A self-powered mechanical energy harvester based on CH3NH3PbI3 doped P(VDF-HFP)/PANI composite films

Abstract

Piezoelectric polymers, particularly poly(vinylidene fluoride) (PVDF) and its copolymers attract attention from researchers due to their stretchability, flexibility, lightweight, and most importantly their biocompatible nature. In this research work, we report on the preparation of polymer composite films as flexible piezoelectric generators (PGs) and their electroactive phase (β- and γ-phase) formation.
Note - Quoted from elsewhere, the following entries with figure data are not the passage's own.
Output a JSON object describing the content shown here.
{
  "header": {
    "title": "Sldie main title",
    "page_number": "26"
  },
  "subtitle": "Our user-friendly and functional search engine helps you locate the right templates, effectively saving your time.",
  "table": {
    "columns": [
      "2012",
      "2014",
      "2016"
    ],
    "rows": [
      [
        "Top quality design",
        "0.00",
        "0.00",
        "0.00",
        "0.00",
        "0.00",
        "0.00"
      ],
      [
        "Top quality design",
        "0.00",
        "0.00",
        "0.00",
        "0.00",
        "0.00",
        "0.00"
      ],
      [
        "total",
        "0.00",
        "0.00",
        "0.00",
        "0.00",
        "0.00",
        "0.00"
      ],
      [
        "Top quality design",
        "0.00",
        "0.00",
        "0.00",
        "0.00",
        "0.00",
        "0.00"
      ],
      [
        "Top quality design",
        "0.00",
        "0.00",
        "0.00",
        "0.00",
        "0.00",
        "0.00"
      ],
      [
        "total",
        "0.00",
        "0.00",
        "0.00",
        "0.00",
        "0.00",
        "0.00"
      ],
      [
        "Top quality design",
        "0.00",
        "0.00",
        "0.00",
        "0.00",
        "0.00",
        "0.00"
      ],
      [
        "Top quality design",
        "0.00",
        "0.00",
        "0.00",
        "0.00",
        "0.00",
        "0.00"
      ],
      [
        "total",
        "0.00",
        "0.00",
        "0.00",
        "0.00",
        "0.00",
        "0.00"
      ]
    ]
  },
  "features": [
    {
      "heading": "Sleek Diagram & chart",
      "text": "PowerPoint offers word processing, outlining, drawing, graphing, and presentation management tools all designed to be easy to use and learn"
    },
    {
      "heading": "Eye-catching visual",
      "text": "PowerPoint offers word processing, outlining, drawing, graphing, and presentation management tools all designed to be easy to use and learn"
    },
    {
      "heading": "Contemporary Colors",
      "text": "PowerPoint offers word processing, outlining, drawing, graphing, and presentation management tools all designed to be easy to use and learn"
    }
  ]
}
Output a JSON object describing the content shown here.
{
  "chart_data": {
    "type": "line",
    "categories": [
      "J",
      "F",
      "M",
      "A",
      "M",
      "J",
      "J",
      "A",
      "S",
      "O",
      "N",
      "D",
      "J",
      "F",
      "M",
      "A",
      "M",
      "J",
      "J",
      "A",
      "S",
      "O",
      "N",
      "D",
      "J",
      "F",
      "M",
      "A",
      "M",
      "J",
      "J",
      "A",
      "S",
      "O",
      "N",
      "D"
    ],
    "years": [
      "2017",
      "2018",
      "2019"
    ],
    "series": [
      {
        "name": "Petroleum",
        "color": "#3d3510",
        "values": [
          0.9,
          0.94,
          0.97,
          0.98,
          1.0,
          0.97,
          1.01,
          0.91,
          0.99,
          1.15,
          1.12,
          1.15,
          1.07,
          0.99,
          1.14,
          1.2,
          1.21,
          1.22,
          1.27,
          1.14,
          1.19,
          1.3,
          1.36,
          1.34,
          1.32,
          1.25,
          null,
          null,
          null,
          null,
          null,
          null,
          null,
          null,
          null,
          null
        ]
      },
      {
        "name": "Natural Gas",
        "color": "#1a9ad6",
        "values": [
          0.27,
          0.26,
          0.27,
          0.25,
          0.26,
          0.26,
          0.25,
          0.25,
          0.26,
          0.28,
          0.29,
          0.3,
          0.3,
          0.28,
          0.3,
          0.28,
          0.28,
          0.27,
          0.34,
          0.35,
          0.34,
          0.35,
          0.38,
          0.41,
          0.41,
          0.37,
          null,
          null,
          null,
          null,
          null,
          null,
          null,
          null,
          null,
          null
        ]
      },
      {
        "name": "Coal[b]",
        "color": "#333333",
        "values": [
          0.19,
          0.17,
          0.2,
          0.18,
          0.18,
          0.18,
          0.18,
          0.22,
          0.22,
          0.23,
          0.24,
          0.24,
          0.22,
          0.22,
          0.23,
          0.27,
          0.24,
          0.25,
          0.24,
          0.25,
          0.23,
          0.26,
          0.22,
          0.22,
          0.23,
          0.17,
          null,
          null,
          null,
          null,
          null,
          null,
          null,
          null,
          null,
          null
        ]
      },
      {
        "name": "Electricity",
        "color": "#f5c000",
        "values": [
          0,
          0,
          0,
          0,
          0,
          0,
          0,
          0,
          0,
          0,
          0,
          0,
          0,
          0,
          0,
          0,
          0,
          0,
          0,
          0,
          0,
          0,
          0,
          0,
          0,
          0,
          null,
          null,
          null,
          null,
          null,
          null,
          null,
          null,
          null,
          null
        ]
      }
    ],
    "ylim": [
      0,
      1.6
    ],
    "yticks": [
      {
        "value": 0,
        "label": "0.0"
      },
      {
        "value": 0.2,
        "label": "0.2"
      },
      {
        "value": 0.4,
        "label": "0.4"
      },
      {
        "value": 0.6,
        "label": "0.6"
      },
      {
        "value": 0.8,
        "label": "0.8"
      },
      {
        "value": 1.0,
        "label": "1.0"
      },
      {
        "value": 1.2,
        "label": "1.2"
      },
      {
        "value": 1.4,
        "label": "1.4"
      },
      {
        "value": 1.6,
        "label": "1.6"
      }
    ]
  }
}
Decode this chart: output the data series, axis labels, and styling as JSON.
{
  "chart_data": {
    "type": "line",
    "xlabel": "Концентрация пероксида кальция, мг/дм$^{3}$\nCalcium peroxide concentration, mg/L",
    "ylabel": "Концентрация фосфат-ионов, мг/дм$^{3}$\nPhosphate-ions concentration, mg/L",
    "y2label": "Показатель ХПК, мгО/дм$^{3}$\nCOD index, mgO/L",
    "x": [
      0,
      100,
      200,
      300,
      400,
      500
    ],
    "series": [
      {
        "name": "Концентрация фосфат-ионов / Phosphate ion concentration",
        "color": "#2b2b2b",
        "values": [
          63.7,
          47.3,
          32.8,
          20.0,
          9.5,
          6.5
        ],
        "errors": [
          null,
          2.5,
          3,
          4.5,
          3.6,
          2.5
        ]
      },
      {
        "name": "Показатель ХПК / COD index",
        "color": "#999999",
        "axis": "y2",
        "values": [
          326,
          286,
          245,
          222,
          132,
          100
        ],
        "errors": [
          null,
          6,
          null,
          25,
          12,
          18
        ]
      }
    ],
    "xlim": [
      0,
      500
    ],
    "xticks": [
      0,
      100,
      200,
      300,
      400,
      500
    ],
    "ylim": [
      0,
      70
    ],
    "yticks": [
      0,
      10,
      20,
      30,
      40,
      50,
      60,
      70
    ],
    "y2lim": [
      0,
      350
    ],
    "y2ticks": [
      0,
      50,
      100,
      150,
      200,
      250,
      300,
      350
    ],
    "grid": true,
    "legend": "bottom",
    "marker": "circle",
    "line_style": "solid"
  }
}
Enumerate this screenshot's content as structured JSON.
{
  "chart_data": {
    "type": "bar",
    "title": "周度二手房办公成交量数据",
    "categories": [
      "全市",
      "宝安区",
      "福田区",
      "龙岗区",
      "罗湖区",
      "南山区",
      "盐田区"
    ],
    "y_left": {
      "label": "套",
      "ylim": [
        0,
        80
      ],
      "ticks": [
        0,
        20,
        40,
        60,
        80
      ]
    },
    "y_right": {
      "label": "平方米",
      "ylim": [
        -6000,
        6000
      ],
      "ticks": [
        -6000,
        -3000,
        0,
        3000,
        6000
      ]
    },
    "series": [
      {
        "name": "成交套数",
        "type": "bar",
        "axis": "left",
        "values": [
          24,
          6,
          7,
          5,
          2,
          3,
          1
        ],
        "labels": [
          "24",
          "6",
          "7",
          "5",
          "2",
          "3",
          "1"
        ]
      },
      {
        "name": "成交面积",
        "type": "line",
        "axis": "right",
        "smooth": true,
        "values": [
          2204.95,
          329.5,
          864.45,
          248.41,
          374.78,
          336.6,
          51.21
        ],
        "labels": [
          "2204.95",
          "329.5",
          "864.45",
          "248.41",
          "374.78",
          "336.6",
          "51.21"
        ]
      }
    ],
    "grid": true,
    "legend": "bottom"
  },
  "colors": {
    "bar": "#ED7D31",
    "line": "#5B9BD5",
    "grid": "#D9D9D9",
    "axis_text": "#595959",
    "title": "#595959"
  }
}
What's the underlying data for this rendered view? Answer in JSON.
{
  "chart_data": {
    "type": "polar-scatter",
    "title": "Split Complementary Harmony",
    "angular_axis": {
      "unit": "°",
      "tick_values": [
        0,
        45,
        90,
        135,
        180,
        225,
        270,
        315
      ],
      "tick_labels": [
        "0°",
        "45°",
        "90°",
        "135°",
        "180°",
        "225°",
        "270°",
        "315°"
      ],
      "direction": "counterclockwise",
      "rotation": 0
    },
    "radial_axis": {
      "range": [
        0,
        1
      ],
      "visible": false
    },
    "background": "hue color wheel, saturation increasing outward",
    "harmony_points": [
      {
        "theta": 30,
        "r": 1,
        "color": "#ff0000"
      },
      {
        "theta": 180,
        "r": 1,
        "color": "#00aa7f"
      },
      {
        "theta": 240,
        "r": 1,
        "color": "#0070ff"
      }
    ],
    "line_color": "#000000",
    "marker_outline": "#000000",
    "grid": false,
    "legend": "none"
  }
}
The piezoelectric properties of copolymer poly(vinylidene fluoride-co-hexafluoropropylene) (P(VDF-HFP)) have been enhanced by incorporating polyaniline (PANI) and methylammonium lead iodide (CH₃NH₃PbI₃) into it for a higher yield of the electroactive phases where a traditional electrical poling treatment was avoided. The remarkable enhancement in the piezoelectric phase (i.e., β-phase) of the P(VDF-HFP) copolymer has been reported in this work, and it is found that the overall improvement of the piezoelectric β-phase and the conversion of the degree of crystallinity is governed by the incorporation of the PANI and CH₃NH₃PbI₃ fillers as revealed by the attenuated total reflectance (ATR) and X-ray diffraction (XRD) analysis. The X-ray photoelectron spectroscopy (XPS) analysis further confirmed the interfacial dipole–dipole interaction of PANI with the P(VDF-HFP) copolymer matrix. Piezoelectric generators (PGs) fabricated from the composite films show an open circuit piezoelectric voltage output of 5 volts and an output power of 8.2 nW. The capacitor charging capability by simple repetitive finger touch and release motions (a pressure amplitude of ∼14 kPa) of the flexible PGs promises their applicability as a piezoelectric-based energy harvester where different mechanical vibrations can be utilized.